The English-language Wikipedia contains over 6 million articles, and the combined versions for all other languages contain over 28 billion words over 52 million articles in 309 languages. It’s an incomparably valuable resource for knowledge seekers, needless to say, but one that requires pruning by the over 132,000 registered active monthly editors.
In search of an autonomous solution, researchers at MIT developed an AI and machine learning system that addresses inconsistencies in Wikipedia articles. Thanks to a family of algorithms, it’s able to identify such errors and update the articles as needed, using the latest information from around the web to produce up-to-date sentences.
The algorithms in question were trained on a data set containing pairs of sentences, in which one sentence is a claim and the other is a relevant Wikipedia sentence. Each pair is labeled in one of three ways: “agree,” meaning the sentences contain matching factual information; “disagree,” meaning the two contain contradictory information; or “neutral,” where there’s not enough information for either label.
The system takes as input an outdated sentence from an article plus a “claim” sentence that contains updated and conflicting information. Two algorithms juggle the heavy lifting, including a fact-checking classifier that’s pretrained to label each sentence pair in a data set with “agree,” “disagree,” or “neutral.” A custom “neutrality masker” module identifies which words in the outdated sentence contradict the claim and removes the minimal number of words required to maximize neutrality so that the pair can be labeled as neutral, after which it creates a binary “mask” over the outdated sentence.

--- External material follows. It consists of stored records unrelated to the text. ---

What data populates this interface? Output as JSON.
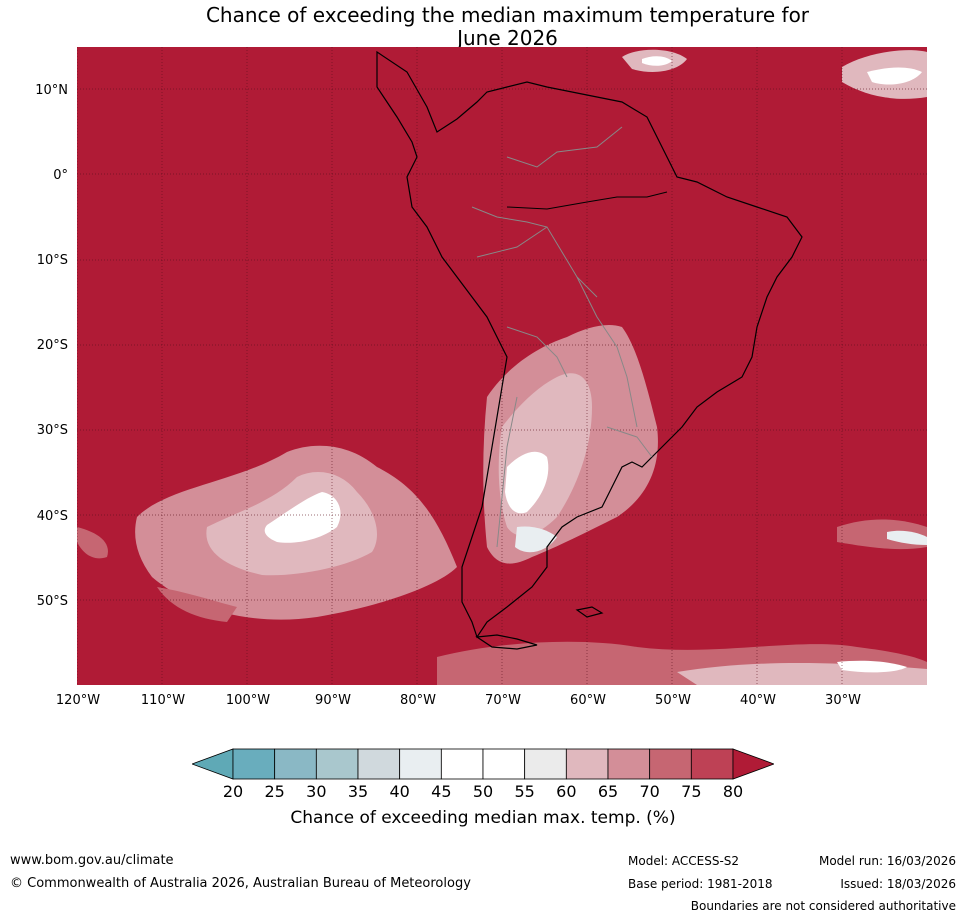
{
  "title": {
    "line1": "Chance of exceeding the median maximum temperature for",
    "line2": "June 2026"
  },
  "map": {
    "latitude_labels": [
      "10°N",
      "0°",
      "10°S",
      "20°S",
      "30°S",
      "40°S",
      "50°S"
    ],
    "longitude_labels": [
      "120°W",
      "110°W",
      "100°W",
      "90°W",
      "80°W",
      "70°W",
      "60°W",
      "50°W",
      "40°W",
      "30°W"
    ],
    "background_color": "#b01b36",
    "gridline_color": "#5a0f1c"
  },
  "colorbar": {
    "ticks": [
      "20",
      "25",
      "30",
      "35",
      "40",
      "45",
      "50",
      "55",
      "60",
      "65",
      "70",
      "75",
      "80"
    ],
    "colors": [
      "#5fa9b6",
      "#69adbd",
      "#8ab8c5",
      "#a9c7cd",
      "#d0d9dd",
      "#e9eef1",
      "#ffffff",
      "#ffffff",
      "#ebebeb",
      "#e0b8be",
      "#d38e98",
      "#c66672",
      "#be4155",
      "#b01b36"
    ],
    "label": "Chance of exceeding median max. temp. (%)"
  },
  "footer": {
    "website": "www.bom.gov.au/climate",
    "copyright": "© Commonwealth of Australia 2026, Australian Bureau of Meteorology",
    "model": "Model: ACCESS-S2",
    "base_period": "Base period: 1981-2018",
    "model_run": "Model run: 16/03/2026",
    "issued": "Issued: 18/03/2026",
    "disclaimer": "Boundaries are not considered authoritative"
  }
}
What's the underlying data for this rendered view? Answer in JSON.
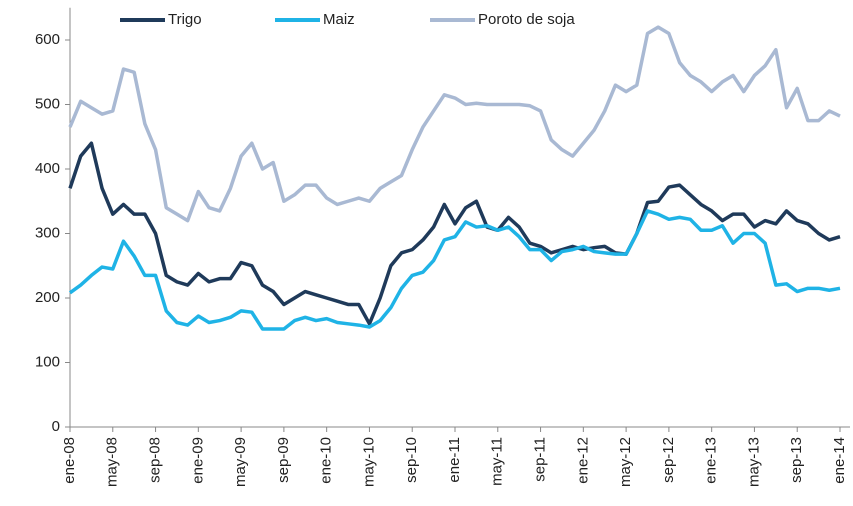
{
  "chart_data": {
    "type": "line",
    "categories": [
      "ene-08",
      null,
      null,
      null,
      "may-08",
      null,
      null,
      null,
      "sep-08",
      null,
      null,
      null,
      "ene-09",
      null,
      null,
      null,
      "may-09",
      null,
      null,
      null,
      "sep-09",
      null,
      null,
      null,
      "ene-10",
      null,
      null,
      null,
      "may-10",
      null,
      null,
      null,
      "sep-10",
      null,
      null,
      null,
      "ene-11",
      null,
      null,
      null,
      "may-11",
      null,
      null,
      null,
      "sep-11",
      null,
      null,
      null,
      "ene-12",
      null,
      null,
      null,
      "may-12",
      null,
      null,
      null,
      "sep-12",
      null,
      null,
      null,
      "ene-13",
      null,
      null,
      null,
      "may-13",
      null,
      null,
      null,
      "sep-13",
      null,
      null,
      null,
      "ene-14"
    ],
    "series": [
      {
        "name": "Trigo",
        "color": "#1f3a5a",
        "values": [
          370,
          420,
          440,
          370,
          330,
          345,
          330,
          330,
          300,
          235,
          225,
          220,
          238,
          225,
          230,
          230,
          255,
          250,
          220,
          210,
          190,
          200,
          210,
          205,
          200,
          195,
          190,
          190,
          160,
          200,
          250,
          270,
          275,
          290,
          310,
          345,
          315,
          340,
          350,
          310,
          305,
          325,
          310,
          285,
          280,
          270,
          275,
          280,
          275,
          278,
          280,
          270,
          268,
          300,
          348,
          350,
          372,
          375,
          360,
          345,
          335,
          320,
          330,
          330,
          310,
          320,
          315,
          335,
          320,
          315,
          300,
          290,
          295
        ]
      },
      {
        "name": "Maiz",
        "color": "#1fb3e6",
        "values": [
          208,
          220,
          235,
          248,
          245,
          288,
          265,
          235,
          235,
          180,
          162,
          158,
          172,
          162,
          165,
          170,
          180,
          178,
          152,
          152,
          152,
          165,
          170,
          165,
          168,
          162,
          160,
          158,
          155,
          165,
          185,
          215,
          235,
          240,
          258,
          290,
          295,
          318,
          310,
          312,
          305,
          310,
          295,
          275,
          275,
          258,
          272,
          275,
          280,
          272,
          270,
          268,
          268,
          300,
          335,
          330,
          322,
          325,
          322,
          305,
          305,
          312,
          285,
          300,
          300,
          285,
          220,
          222,
          210,
          215,
          215,
          212,
          215
        ]
      },
      {
        "name": "Poroto de soja",
        "color": "#a9b9d3",
        "values": [
          465,
          505,
          495,
          485,
          490,
          555,
          550,
          470,
          430,
          340,
          330,
          320,
          365,
          340,
          335,
          370,
          420,
          440,
          400,
          410,
          350,
          360,
          375,
          375,
          355,
          345,
          350,
          355,
          350,
          370,
          380,
          390,
          430,
          465,
          490,
          515,
          510,
          500,
          502,
          500,
          500,
          500,
          500,
          498,
          490,
          445,
          430,
          420,
          440,
          460,
          490,
          530,
          520,
          530,
          610,
          620,
          610,
          565,
          545,
          535,
          520,
          535,
          545,
          520,
          545,
          560,
          585,
          495,
          525,
          475,
          475,
          490,
          482
        ]
      }
    ],
    "ylim": [
      0,
      650
    ],
    "yticks": [
      0,
      100,
      200,
      300,
      400,
      500,
      600
    ],
    "grid": false,
    "legend": "top"
  }
}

A two-encoder-decoder framework generates the final output sentence post-masking, such that the model learns compressed representations of the claim and the outdated sentence. The two encoder-decoders, working in conjunction, then fuse dissimilar words from the claim by sliding them into the spots left vacant by the deleted words.
The researchers say the system can also be used to augment corpora to minimize bias when training fake news detectors. Some of the detectors train on data sets of sentence pairs to learn to verify a claim by matching it to given evidence. In these pairs, the claim will either match certain information with a supporting “evidence” sentence from Wikipedia or will be modified to include information contradictory to the evidence sentence. The models are trained to flag claims with refuting evidence as false, which can be used to help identify fake news.

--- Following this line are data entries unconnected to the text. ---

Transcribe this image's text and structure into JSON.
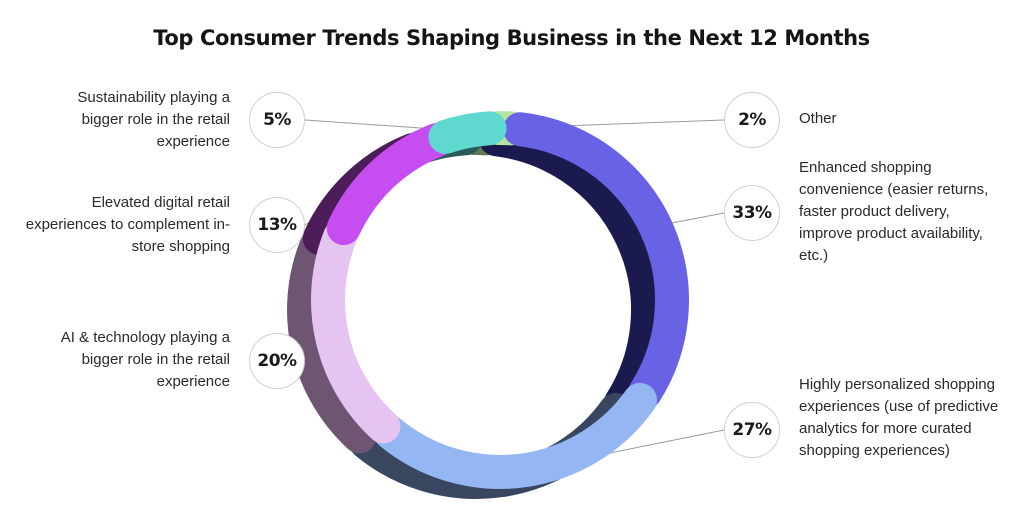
{
  "chart_data": {
    "type": "pie",
    "title": "Top Consumer Trends Shaping Business in the Next 12 Months",
    "segments": [
      {
        "label": "Other",
        "value": 2,
        "display": "2%",
        "color": "#b9e3a3",
        "shadow": "#5c7a52"
      },
      {
        "label": "Enhanced shopping convenience (easier returns, faster product delivery, improve product availability, etc.)",
        "value": 33,
        "display": "33%",
        "color": "#6862e4",
        "shadow": "#1b1a4f"
      },
      {
        "label": "Highly personalized shopping experiences (use of predictive analytics for more curated shopping experiences)",
        "value": 27,
        "display": "27%",
        "color": "#94b6f2",
        "shadow": "#384660"
      },
      {
        "label": "AI & technology playing a bigger role in the retail experience",
        "value": 20,
        "display": "20%",
        "color": "#e6c4f1",
        "shadow": "#6e5673"
      },
      {
        "label": "Elevated digital retail experiences to complement in-store shopping",
        "value": 13,
        "display": "13%",
        "color": "#c64ef1",
        "shadow": "#4d1d5a"
      },
      {
        "label": "Sustainability playing a bigger role in the retail experience",
        "value": 5,
        "display": "5%",
        "color": "#5fd8d0",
        "shadow": "#2a5a5a"
      }
    ],
    "legend": "callouts"
  }
}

In a test, the team used the deletion and fusion techniques from the Wikipedia task to balance pairs in a data set and help mitigate bias. For some pairs, a modified sentence’s false information was used to regenerate fake evidence supporting a sentence. Some of the key phrases then existed in both the agree and disagree sentences, which forced the models to analyze more features.
The researchers report that their augmented data set reduced the error rate of a popular fake news detector by 13%. They also say that in the Wikipedia experiment, the system was more accurate in making factual updates and its output more closely resembled human writing.
Author: Kyle Wiggers.